Skilled service must be is reasonable and medically necessary on a daily basis.
Years ago – when I was first entering healthcare and pilgrims were coming over on the Mayflower – the Centers for Medicare & Medicaid Services (CMS) initiated a sea change in the manner in which skilled nursing services were reimbursed.
This came on the heels of when the world of geriatric medical management was realizing that there were highly qualified therapists who worked in skilled nursing facilities (SNFs) who could assume the task of fulfilling rehabilitation needs for older adults. So the frequency of utilization of services in the SNF jumped very quickly, and CMS responded with a seismic adjustment to the payment model.
Enter the Prospective Payment System (PPS).
We were doomed. We knew it. Rehab in SNF was over. My organization—along with every other in the industry—laid off a third of our staff, because clearly, we couldn’t support them anymore.
It took about four months before we realized the enormity of our error. We tried desperately to get those therapists back, but we couldn’t – I guess they all opened bed and breakfasts or went into real estate. Those were two of the hardest, most desperate years of my professional career – trying to deliver quality rehabilitation when we’d gutted our own programs.
So when I hear the current discussion about the Patient-Driven Payment Model (PDPM), the new payment model that CMS just published for SNFs in its new final rule, I am overcome with déjà vu.
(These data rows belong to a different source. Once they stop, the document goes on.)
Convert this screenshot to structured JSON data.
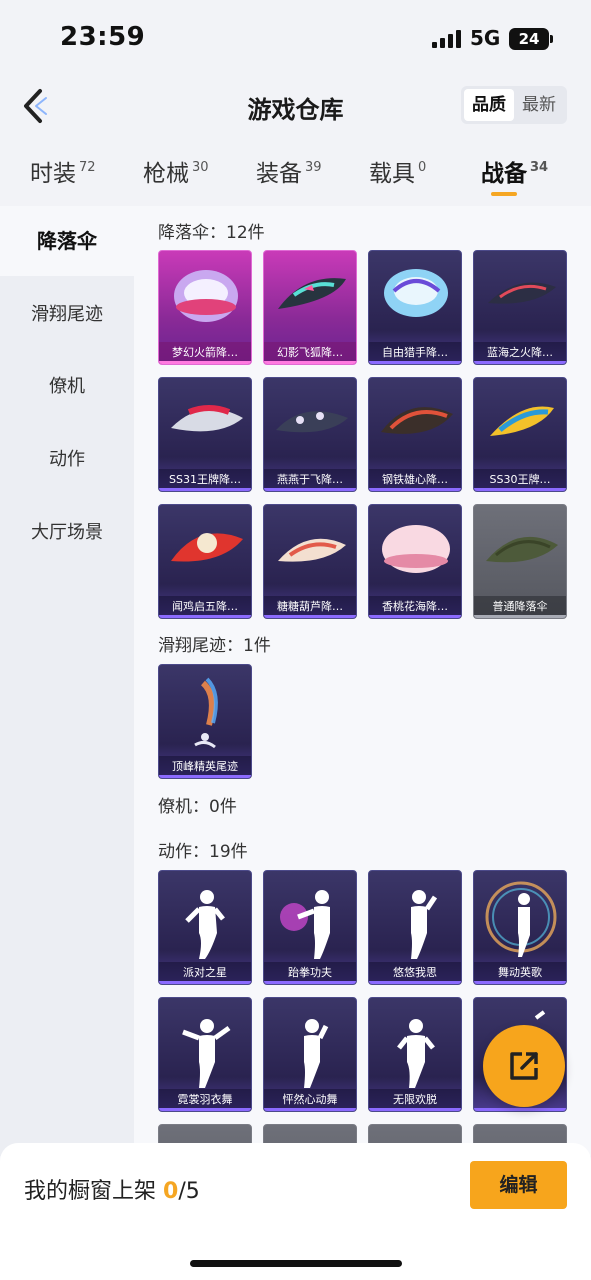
{
  "status_bar": {
    "time": "23:59",
    "network": "5G",
    "battery": "24"
  },
  "header": {
    "title": "游戏仓库",
    "sort_options": [
      "品质",
      "最新"
    ],
    "active_sort": "品质"
  },
  "tabs": [
    {
      "label": "时装",
      "count": "72"
    },
    {
      "label": "枪械",
      "count": "30"
    },
    {
      "label": "装备",
      "count": "39"
    },
    {
      "label": "载具",
      "count": "0"
    },
    {
      "label": "战备",
      "count": "34"
    }
  ],
  "active_tab": "战备",
  "sidebar": {
    "items": [
      "降落伞",
      "滑翔尾迹",
      "僚机",
      "动作",
      "大厅场景"
    ],
    "active": "降落伞"
  },
  "sections": {
    "parachute": {
      "title": "降落伞：12件",
      "items": [
        "梦幻火箭降…",
        "幻影飞狐降…",
        "自由猎手降…",
        "蓝海之火降…",
        "SS31王牌降…",
        "燕燕于飞降…",
        "钢铁雄心降…",
        "SS30王牌…",
        "闻鸡启五降…",
        "糖糖葫芦降…",
        "香桃花海降…",
        "普通降落伞"
      ]
    },
    "glide_trail": {
      "title": "滑翔尾迹：1件",
      "items": [
        "顶峰精英尾迹"
      ]
    },
    "wingman": {
      "title": "僚机：0件"
    },
    "emote": {
      "title": "动作：19件",
      "items": [
        "派对之星",
        "跆拳功夫",
        "悠悠我思",
        "舞动英歌",
        "霓裳羽衣舞",
        "怦然心动舞",
        "无限欢脱"
      ]
    }
  },
  "bottom": {
    "showcase_label": "我的橱窗上架",
    "showcase_current": "0",
    "showcase_total": "/5",
    "edit_label": "编辑"
  },
  "colors": {
    "accent": "#f7a51c",
    "card_purple": "#2a2350",
    "card_pink": "#c93ab8",
    "card_grey": "#5d5f67"
  }
}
CMS has had this model on the table for the past year. The original proposal, called RCS-1, was much more complicated and had less flexibility. CMS took hundreds of provider comments into account in finalizing PDPM, but the current model operates on the same philosophy – that reimbursement will be tied to conditions and patient service needs, and will be heavily separated from utilization.
Other criteria that will affect a SNF’s overall reimbursement are length of stay, quality measure reporting, and re-hospitalization.
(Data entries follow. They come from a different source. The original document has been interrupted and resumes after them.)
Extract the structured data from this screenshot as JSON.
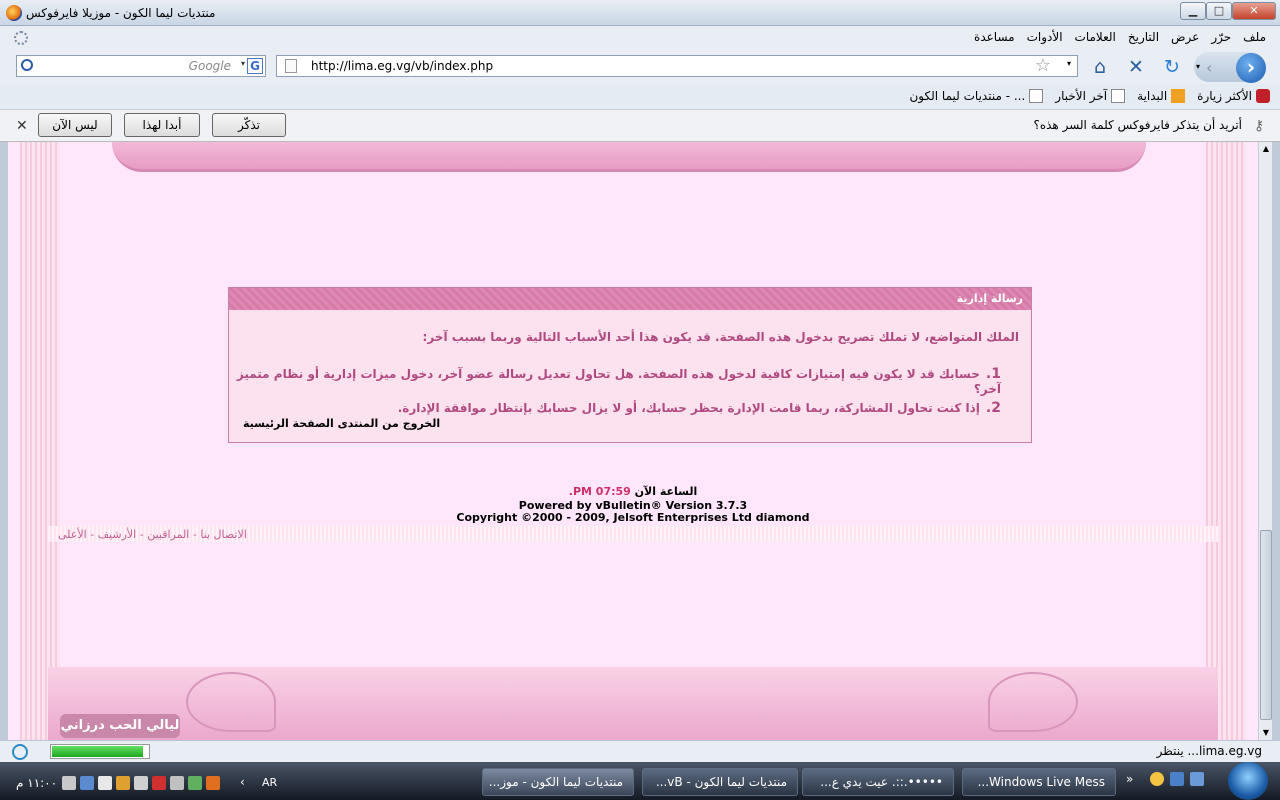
{
  "window": {
    "title": "منتديات ليما الكون - موزيلا فايرفوكس",
    "minimize": "▁",
    "maximize": "□",
    "close": "✕"
  },
  "menu": [
    "ملف",
    "حرّر",
    "عرض",
    "التاريخ",
    "العلامات",
    "الأدوات",
    "مساعدة"
  ],
  "search": {
    "placeholder": "Google",
    "engine_letter": "G"
  },
  "url": "http://lima.eg.vg/vb/index.php",
  "bookmarks": [
    {
      "label": "الأكثر زيارة",
      "icon": "most-visited-icon",
      "color": "#c0202a"
    },
    {
      "label": "البداية",
      "icon": "rss-icon",
      "color": "#f0a020"
    },
    {
      "label": "آخر الأخبار",
      "icon": "page-icon",
      "color": "#ffffff"
    },
    {
      "label": "منتديات ليما الكون - ...",
      "icon": "forum-icon",
      "color": "#ffffff"
    }
  ],
  "password_bar": {
    "question": "أتريد أن يتذكر فايرفوكس كلمة السر هذه؟",
    "remember": "تذكّر",
    "never": "أبدا لهذا الموقع",
    "not_now": "ليس الآن"
  },
  "message": {
    "header": "رسالة إدارية",
    "lead": "الملك المتواضع، لا تملك تصريح بدخول هذه الصفحة. قد يكون هذا أحد الأسباب التالية وربما بسبب آخر:",
    "reasons": [
      {
        "num": "1.",
        "text": "حسابك قد لا يكون فيه إمتيازات كافية لدخول هذه الصفحة. هل تحاول تعديل رسالة عضو آخر، دخول ميزات إدارية أو نظام متميز آخر؟"
      },
      {
        "num": "2.",
        "text": "إذا كنت تحاول المشاركة، ربما قامت الإدارة بحظر حسابك، أو لا يزال حسابك بإنتظار موافقة الإدارة."
      }
    ],
    "logout": "الخروج من المنتدى الصفحة الرئيسية"
  },
  "footer": {
    "time_label": "الساعة الآن",
    "time_value": "07:59 PM.",
    "powered": "Powered by vBulletin® Version 3.7.3",
    "copyright": "Copyright ©2000 - 2009, Jelsoft Enterprises Ltd diamond",
    "links": "الاتصال بنا - المراقبين - الأرشيف - الأعلى",
    "logo_text": "ليالي الحب درزاني"
  },
  "status": {
    "text": "lima.eg.vg... ينتظر",
    "progress": 0.95
  },
  "taskbar": {
    "tasks": [
      "منتديات ليما الكون - موز...",
      "منتديات ليما الكون - vB...",
      "•••••.::. عيت يدي ع...",
      "Windows Live Mess..."
    ],
    "clock": "١١:٠٠ م",
    "language": "AR"
  },
  "colors": {
    "accent": "#d0306a",
    "message_text": "#b04a80",
    "page_bg": "#ffe6fa"
  }
}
So this is a pretty significant change.
But here’s what hasn’t changed one iota: in order to be covered by Part A in a SNF, you must be receiving a skilled service that is reasonable and medically necessary on a daily basis.
Because reimbursement has been de-coupled from therapy intensity, I’ve heard and read a lot of discussion about how we won’t need all these therapists anymore. And my response to that is: are we talking about the same industry?
Skilled nursing services alone exists now – it has always existed. That is simply not the reason most patients come to a SNF after an acute event, however. And since there is nothing that’s going to change the clinical demographics of the patients themselves, there is no basis for assuming that under the new model, patients will somehow need radically less therapy than they currently do.
Patients need both skilled rehab and skilled nursing now, and that won’t change in a year. And unless you’re in agreement that SNFs cared only about how much therapy they could provide, rather than what their patients needed, the philosophical underpinning of rehabilitation in the new model is unchanged.
The new payment model is designed to capture outcomes – section GG on the Minimum Data Set (MDS) was specifically designed for this purpose, with the almost inevitable eventual inclusion of an outcome adjustment. There are already adjustments related to quality measure reporting.
Additionally, payment declines over time as the length of stay progresses – this incentivizes shorter stays. But to date, no one has been able to explain to me how you maintain good outcomes, decrease length of stay, and provide markedly less therapy. Our whole challenge with managed care payors is that this is what they’ve been asking for years, yet we still find ourselves constrained by the laws of biology when it comes to facilitating patient recovery.
An increasingly informed consumer also highlights the risk of responding to the new payment model with radical under-delivery. “How much therapy will my mom get?” is a standard question when a family is touring. While the proper answer has always been “the amount she clinically needs,” what they really want to know is how the patient’s time will be maximized for a speedy recovery. And as a rehabilitation director, the most common question I received about intensity was not “why are you giving so much,” but “what are they supposed to do all the hours they’re not in therapy?” Tipping that ratio away from meaningful therapy simply ensures that the provider down the street who did not use the new model as a rationale to pare down the rehab department gets the majority of the patients.
The new model encourages efficacy and efficiency – if a shorter stay is beneficial, how do we facilitate more expeditious recovery through interdisciplinary clinical processes? If payment is no longer linked to a specific amount of therapy, how can groups or concurrent sessions create more efficient delivery? If outcomes is going to be a performance standard, how can we make every minute of therapy have an impact?
And finally, from a long-range staffing standpoint, the ability to deliver with more efficiency has the potential to mitigate some of the concerns about the upcoming professional shortage, at least in a SNF environment – patients are entering the marketplace faster than practitioners, and more organizations struggle with therapist shortages than overages.
For years, therapy practitioners in SNFs have felt chained by the Resource Utilization Group (RUG) – fearing that 10 minutes of under-delivery could negate payment for a week’s worth of incredible therapy for a patient. It is no small relief to be free from that constraint.
But much like the days when PPS was launched, the inclination to panic, to overcorrect, to look short-term rather than long-range, is intense. The objective is remembering what won’t change while preparing for what will.